11 décembre 2007

Le financement du cinéma québécois doit se réinventer

Aujourd'hui, deux articles de Cyberpresse qui attire mon attention.

Le cinéma québécois dépendant de l'État et L'âge des ténèbres arrive deuxième au box-office.

Je regarde ça et alors, je commence à en avoir marre de ce journalisme chercheur de potins, scandales et unes.

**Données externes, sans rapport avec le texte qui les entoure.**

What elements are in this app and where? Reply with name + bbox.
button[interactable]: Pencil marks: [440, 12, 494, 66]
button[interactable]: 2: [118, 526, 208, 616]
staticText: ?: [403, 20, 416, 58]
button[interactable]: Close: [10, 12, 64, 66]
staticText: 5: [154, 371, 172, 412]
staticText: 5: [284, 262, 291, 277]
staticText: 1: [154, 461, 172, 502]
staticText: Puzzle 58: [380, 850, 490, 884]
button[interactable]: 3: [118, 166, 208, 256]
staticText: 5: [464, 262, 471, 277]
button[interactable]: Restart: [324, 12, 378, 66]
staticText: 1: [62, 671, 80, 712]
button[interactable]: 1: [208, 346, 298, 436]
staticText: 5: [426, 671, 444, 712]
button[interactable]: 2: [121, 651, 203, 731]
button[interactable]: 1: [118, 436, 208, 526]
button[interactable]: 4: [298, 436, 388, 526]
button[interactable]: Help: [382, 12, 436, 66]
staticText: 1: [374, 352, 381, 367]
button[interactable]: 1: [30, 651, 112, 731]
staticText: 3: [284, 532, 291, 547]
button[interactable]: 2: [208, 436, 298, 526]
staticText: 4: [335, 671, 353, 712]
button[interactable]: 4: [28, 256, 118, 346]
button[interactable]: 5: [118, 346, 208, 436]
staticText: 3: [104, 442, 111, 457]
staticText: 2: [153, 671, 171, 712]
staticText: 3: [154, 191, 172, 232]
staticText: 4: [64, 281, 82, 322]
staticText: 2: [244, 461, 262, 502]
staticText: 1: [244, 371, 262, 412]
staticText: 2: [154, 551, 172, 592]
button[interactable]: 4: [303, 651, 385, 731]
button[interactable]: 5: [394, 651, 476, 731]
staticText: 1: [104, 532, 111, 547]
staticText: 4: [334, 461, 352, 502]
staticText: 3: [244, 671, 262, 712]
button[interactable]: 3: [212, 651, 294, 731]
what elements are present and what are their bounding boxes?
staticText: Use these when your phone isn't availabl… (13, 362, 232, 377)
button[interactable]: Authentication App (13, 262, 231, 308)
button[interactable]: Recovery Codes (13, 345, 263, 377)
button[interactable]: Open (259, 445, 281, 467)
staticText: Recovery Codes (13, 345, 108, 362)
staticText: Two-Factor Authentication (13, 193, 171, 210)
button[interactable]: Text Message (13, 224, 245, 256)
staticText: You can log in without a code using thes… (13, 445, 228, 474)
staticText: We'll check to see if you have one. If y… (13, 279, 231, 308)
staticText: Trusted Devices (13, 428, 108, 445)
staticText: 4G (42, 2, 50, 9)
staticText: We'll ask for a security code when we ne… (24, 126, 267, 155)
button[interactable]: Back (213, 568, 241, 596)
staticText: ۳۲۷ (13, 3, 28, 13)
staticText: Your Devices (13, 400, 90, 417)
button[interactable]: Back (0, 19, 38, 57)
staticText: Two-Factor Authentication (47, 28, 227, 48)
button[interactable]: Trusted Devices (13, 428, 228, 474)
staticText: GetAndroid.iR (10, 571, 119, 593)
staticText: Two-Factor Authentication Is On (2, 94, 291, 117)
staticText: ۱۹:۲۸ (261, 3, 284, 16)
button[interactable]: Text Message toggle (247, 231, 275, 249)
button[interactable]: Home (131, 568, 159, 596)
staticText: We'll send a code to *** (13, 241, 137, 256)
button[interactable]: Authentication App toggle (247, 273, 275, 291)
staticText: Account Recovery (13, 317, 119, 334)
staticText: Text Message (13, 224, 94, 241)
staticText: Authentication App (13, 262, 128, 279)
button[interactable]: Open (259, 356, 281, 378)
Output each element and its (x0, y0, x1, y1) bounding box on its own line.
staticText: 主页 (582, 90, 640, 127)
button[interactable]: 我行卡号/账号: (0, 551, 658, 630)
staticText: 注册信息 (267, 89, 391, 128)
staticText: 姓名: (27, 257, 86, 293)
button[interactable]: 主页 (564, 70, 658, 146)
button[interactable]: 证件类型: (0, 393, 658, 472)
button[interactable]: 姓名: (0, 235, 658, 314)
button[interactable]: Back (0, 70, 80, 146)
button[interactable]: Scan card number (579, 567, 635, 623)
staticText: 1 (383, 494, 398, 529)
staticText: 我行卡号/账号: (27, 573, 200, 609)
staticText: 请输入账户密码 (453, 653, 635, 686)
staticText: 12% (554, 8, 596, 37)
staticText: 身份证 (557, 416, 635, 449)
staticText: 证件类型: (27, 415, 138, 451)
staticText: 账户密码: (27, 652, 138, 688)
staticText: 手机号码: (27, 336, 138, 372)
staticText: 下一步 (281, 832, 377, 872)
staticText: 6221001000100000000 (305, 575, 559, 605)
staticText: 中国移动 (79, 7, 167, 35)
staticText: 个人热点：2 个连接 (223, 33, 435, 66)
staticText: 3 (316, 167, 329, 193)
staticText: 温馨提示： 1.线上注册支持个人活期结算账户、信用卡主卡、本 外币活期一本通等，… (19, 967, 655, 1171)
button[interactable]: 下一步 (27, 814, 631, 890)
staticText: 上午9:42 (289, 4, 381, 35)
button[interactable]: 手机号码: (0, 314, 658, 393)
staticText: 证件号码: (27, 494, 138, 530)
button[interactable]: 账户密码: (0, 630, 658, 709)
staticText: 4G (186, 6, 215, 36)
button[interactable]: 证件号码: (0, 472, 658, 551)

Tout d'abord, le cinéma québécois dépendant de l'État... l'article "découvre" que sur les 75 millions injectés dans le cinéma québécois par le gouvernement, seulement 19 millions ont été rapportés en box-office. Si on rajoute environ 10 millions pour les ventes en DVD, le gouvernement a à peine un retour de 40% de son investissement.

Mais ce que l'article ne considère pas, c'est que ce sont des milliers d'emplois avec des salariés syndiqués qui dépensent leur argent dans d'autres sphères d'économies du Québec. Alors ce n'est pas seulement des films que le gouvernement investit mais dans l'économie québécoise au complet.

Par la suite, la performance "mitigé" de l'Âge des Ténèbres qui, avec ses 280 000 de recettes en une fin de semaine, arrive deuxième loin derrière The Golden compass avec 620 000$.

Encore là, l'article nous présente des chiffres (3436$ de revenu par salle pour l'AdT tandis que les Invasions Barbares était dans les 4777$ par salle) sans plus d'explications (c'est quoi la moyenne?). Si on était que pour se fier au revenus par salle, il faudrait croire alors que La Neuvaine était un grand succès avec ses 8000$ de revenus par salles (mais en bon journaliste, je ne vous dirais pas que le film était projeté dans 10 fois moins de salles).

Malheureusement, ces articles mal dépouillés donnent des arguments aux adéquistes et conservateurs de ce monde qui ne cherchent qu'à couper dans le cinéma québécois.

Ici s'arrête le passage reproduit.